I introduced him to Cheryl who wasn't sure what her favorite Cult album was, and he said his name was Chris. He said he was a sales rep for Otis Spunkmeyer, up from Orlando on a business trip he scheduled around the concert (he said he was going to see the band again in Orlando this weekend with his wife). "I spread happiness and joy," he said. "I sell cookies and baked goods. The cookies in Subway restaurants? That's us. If you've ever had a muffin in a Hampton Inn, that was ours too." If you've ever stayed at a Hampton Inn, you've also seen guys like Chris there, men who make the American economy move.
The last fan
On the way to the show we had parked on some residential street and ended up having to walk a half mile or so detour2 to the theater, so after the concert, we stood outside for a moment trying to orient ourselves. A small crowd had formed, waiting for the band to emerge. We figured we'd stay around for a few minutes and watch. The roadies or the theater staff fenced us in with bicycle racks on two sides so no one would get in the way of the equipment being loaded up. After a few minutes, the back up guitarist and the bassist walked out, signed a few autographs and posed for a few photos. Then the fierce and precise drummer John Tempesta came out. He looked a lot smaller in person than he did glazed in sweat, pounding away behind the drum kit. He posed for a few photos too with a couple of fans, and I shook his hand and complimented him on his performance. Then he walked off into the Montclair night with some young lady about half a head taller than him.

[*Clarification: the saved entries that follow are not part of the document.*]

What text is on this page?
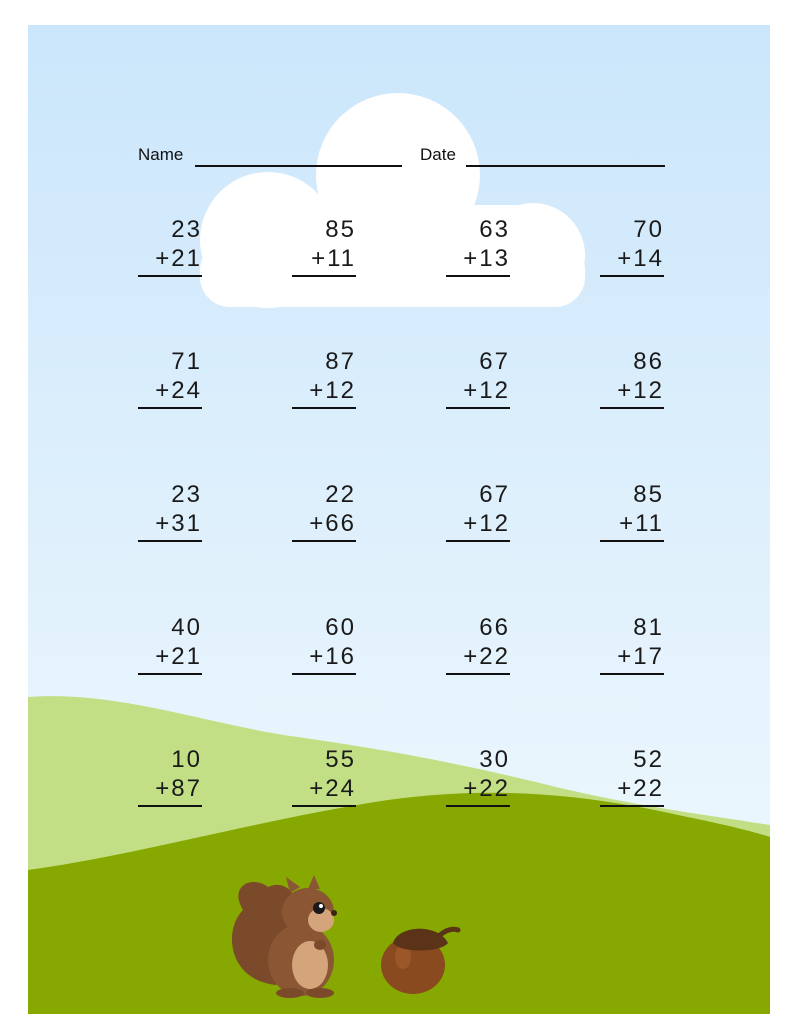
Name	Date
23
+21
85
+11
63
+13
70
+14
71
+24
87
+12
67
+12
86
+12
23
+31
22
+66
67
+12
85
+11
40
+21
60
+16
66
+22
81
+17
10
+87
55
+24
30
+22
52
+22
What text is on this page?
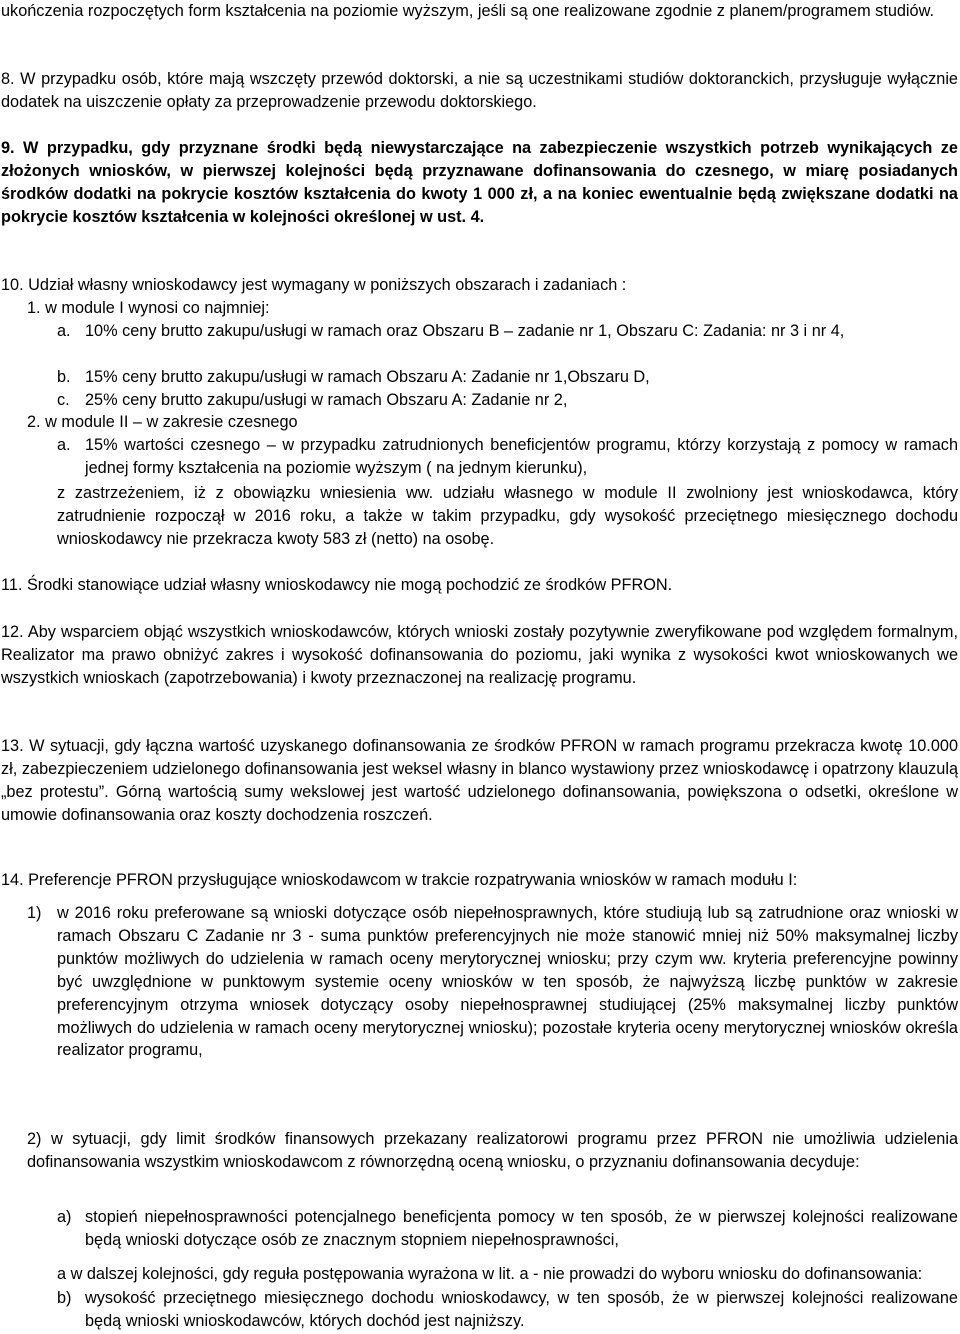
ukończenia rozpoczętych form kształcenia na poziomie wyższym, jeśli są one realizowane zgodnie z planem/programem studiów.

8. W przypadku osób, które mają wszczęty przewód doktorski, a nie są uczestnikami studiów doktoranckich, przysługuje wyłącznie dodatek na uiszczenie opłaty za przeprowadzenie przewodu doktorskiego.

9. W przypadku, gdy przyznane środki będą niewystarczające na zabezpieczenie wszystkich potrzeb wynikających ze złożonych wniosków, w pierwszej kolejności będą przyznawane dofinansowania do czesnego, w miarę posiadanych środków dodatki na pokrycie kosztów kształcenia do kwoty 1 000 zł, a na koniec ewentualnie będą zwiększane dodatki na pokrycie kosztów kształcenia w kolejności określonej w ust. 4.

10. Udział własny wnioskodawcy jest wymagany w poniższych obszarach i zadaniach :

1. w module I wynosi co najmniej:

a. 10% ceny brutto zakupu/usługi w ramach oraz Obszaru B – zadanie nr 1, Obszaru C: Zadania: nr 3 i nr 4,

b. 15% ceny brutto zakupu/usługi w ramach Obszaru A: Zadanie nr 1,Obszaru D,

c. 25% ceny brutto zakupu/usługi w ramach Obszaru A: Zadanie nr 2,

2. w module II – w zakresie czesnego

a. 15% wartości czesnego – w przypadku zatrudnionych beneficjentów programu, którzy korzystają z pomocy w ramach jednej formy kształcenia na poziomie wyższym ( na jednym kierunku),

z zastrzeżeniem, iż z obowiązku wniesienia ww. udziału własnego w module II zwolniony jest wnioskodawca, który zatrudnienie rozpoczął w 2016 roku, a także w takim przypadku, gdy wysokość przeciętnego miesięcznego dochodu wnioskodawcy nie przekracza kwoty 583 zł (netto) na osobę.

11. Środki stanowiące udział własny wnioskodawcy nie mogą pochodzić ze środków PFRON.

12. Aby wsparciem objąć wszystkich wnioskodawców, których wnioski zostały pozytywnie zweryfikowane pod względem formalnym, Realizator ma prawo obniżyć zakres i wysokość dofinansowania do poziomu, jaki wynika z wysokości kwot wnioskowanych we wszystkich wnioskach (zapotrzebowania) i kwoty przeznaczonej na realizację programu.

13. W sytuacji, gdy łączna wartość uzyskanego dofinansowania ze środków PFRON w ramach programu przekracza kwotę 10.000 zł, zabezpieczeniem udzielonego dofinansowania jest weksel własny in blanco wystawiony przez wnioskodawcę i opatrzony klauzulą „bez protestu”. Górną wartością sumy wekslowej jest wartość udzielonego dofinansowania, powiększona o odsetki, określone w umowie dofinansowania oraz koszty dochodzenia roszczeń.

14. Preferencje PFRON przysługujące wnioskodawcom w trakcie rozpatrywania wniosków w ramach modułu I:

1) w 2016 roku preferowane są wnioski dotyczące osób niepełnosprawnych, które studiują lub są zatrudnione oraz wnioski w ramach Obszaru C Zadanie nr 3 - suma punktów preferencyjnych nie może stanowić mniej niż 50% maksymalnej liczby punktów możliwych do udzielenia w ramach oceny merytorycznej wniosku; przy czym ww. kryteria preferencyjne powinny być uwzględnione w punktowym systemie oceny wniosków w ten sposób, że najwyższą liczbę punktów w zakresie preferencyjnym otrzyma wniosek dotyczący osoby niepełnosprawnej studiującej (25% maksymalnej liczby punktów możliwych do udzielenia w ramach oceny merytorycznej wniosku); pozostałe kryteria oceny merytorycznej wniosków określa realizator programu,

2) w sytuacji, gdy limit środków finansowych przekazany realizatorowi programu przez PFRON nie umożliwia udzielenia dofinansowania wszystkim wnioskodawcom z równorzędną oceną wniosku, o przyznaniu dofinansowania decyduje:

a) stopień niepełnosprawności potencjalnego beneficjenta pomocy w ten sposób, że w pierwszej kolejności realizowane będą wnioski dotyczące osób ze znacznym stopniem niepełnosprawności,

a w dalszej kolejności, gdy reguła postępowania wyrażona w lit. a - nie prowadzi do wyboru wniosku do dofinansowania:

b) wysokość przeciętnego miesięcznego dochodu wnioskodawcy, w ten sposób, że w pierwszej kolejności realizowane będą wnioski wnioskodawców, których dochód jest najniższy.
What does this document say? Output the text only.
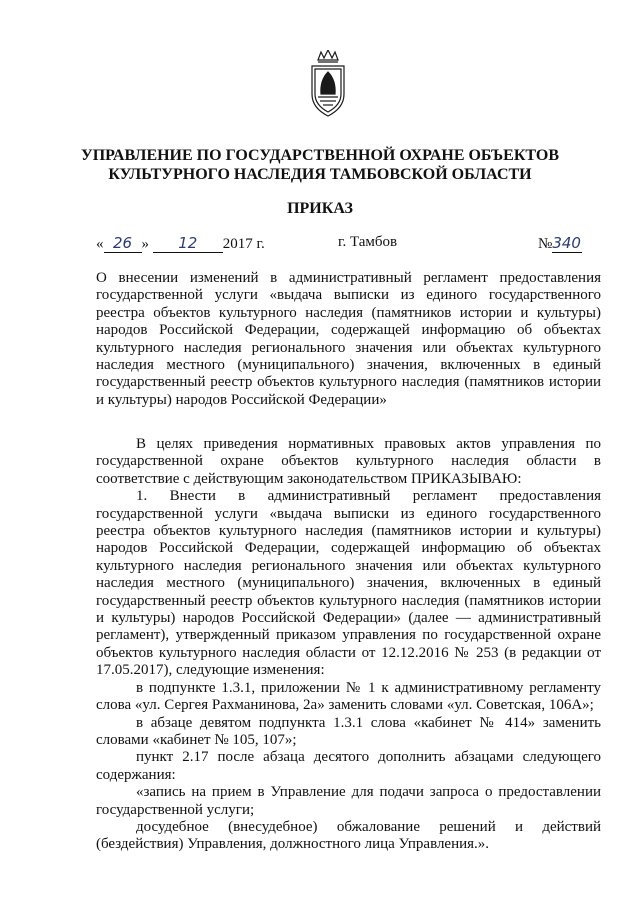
УПРАВЛЕНИЕ ПО ГОСУДАРСТВЕННОЙ ОХРАНЕ ОБЪЕКТОВ
КУЛЬТУРНОГО НАСЛЕДИЯ ТАМБОВСКОЙ ОБЛАСТИ
ПРИКАЗ
« 26 » 12 2017 г.	г. Тамбов	№340
О внесении изменений в административный регламент предоставления государственной услуги «выдача выписки из единого государственного реестра объектов культурного наследия (памятников истории и культуры) народов Российской Федерации, содержащей информацию об объектах культурного наследия регионального значения или объектах культурного наследия местного (муниципального) значения, включенных в единый государственный реестр объектов культурного наследия (памятников истории и культуры) народов Российской Федерации»

В целях приведения нормативных правовых актов управления по государственной охране объектов культурного наследия области в соответствие с действующим законодательством ПРИКАЗЫВАЮ:

1. Внести в административный регламент предоставления государственной услуги «выдача выписки из единого государственного реестра объектов культурного наследия (памятников истории и культуры) народов Российской Федерации, содержащей информацию об объектах культурного наследия регионального значения или объектах культурного наследия местного (муниципального) значения, включенных в единый государственный реестр объектов культурного наследия (памятников истории и культуры) народов Российской Федерации» (далее — административный регламент), утвержденный приказом управления по государственной охране объектов культурного наследия области от 12.12.2016 № 253 (в редакции от 17.05.2017), следующие изменения:

в подпункте 1.3.1, приложении № 1 к административному регламенту слова «ул. Сергея Рахманинова, 2а» заменить словами «ул. Советская, 106А»;

в абзаце девятом подпункта 1.3.1 слова «кабинет № 414» заменить словами «кабинет № 105, 107»;

пункт 2.17 после абзаца десятого дополнить абзацами следующего содержания:

«запись на прием в Управление для подачи запроса о предоставлении государственной услуги;

досудебное (внесудебное) обжалование решений и действий (бездействия) Управления, должностного лица Управления.».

That left two tour buses for the core of the band, lead singer Ian Astbury and lead guitarist Billy Duffy. Cheryl quipped that one bus was for Astbury's ego. The little crowd started to thin out when Astbury and Duffy didn't appear after a few minutes. At that point I started to wonder who would be the last fan waiting around on a Tuesday night. The guy who broke out his leather pants and jacket for the show? The little gaggle of Eastern European guys, one of whom had a sheet with all the songs on the Love album taped to his shirt? I had to go to the bathroom by that point, so we didn't stick around to find out.
1This one sounds much better live, incidentally. I suspect that the band will take the best versions of each of the songs on it from the concerts on this tour and release a 25th anniversary live version of it next year. That I would buy. The title of this post comes from the lyrics to the last song on the album, btw.
2We walked past some pottery cafe and Cheryl asked, "Why can't we have something like that in Hackensack?" "We have more diversity than Montclair," I said, by way of consolation. "I'd rather have a pottery cafe," she said.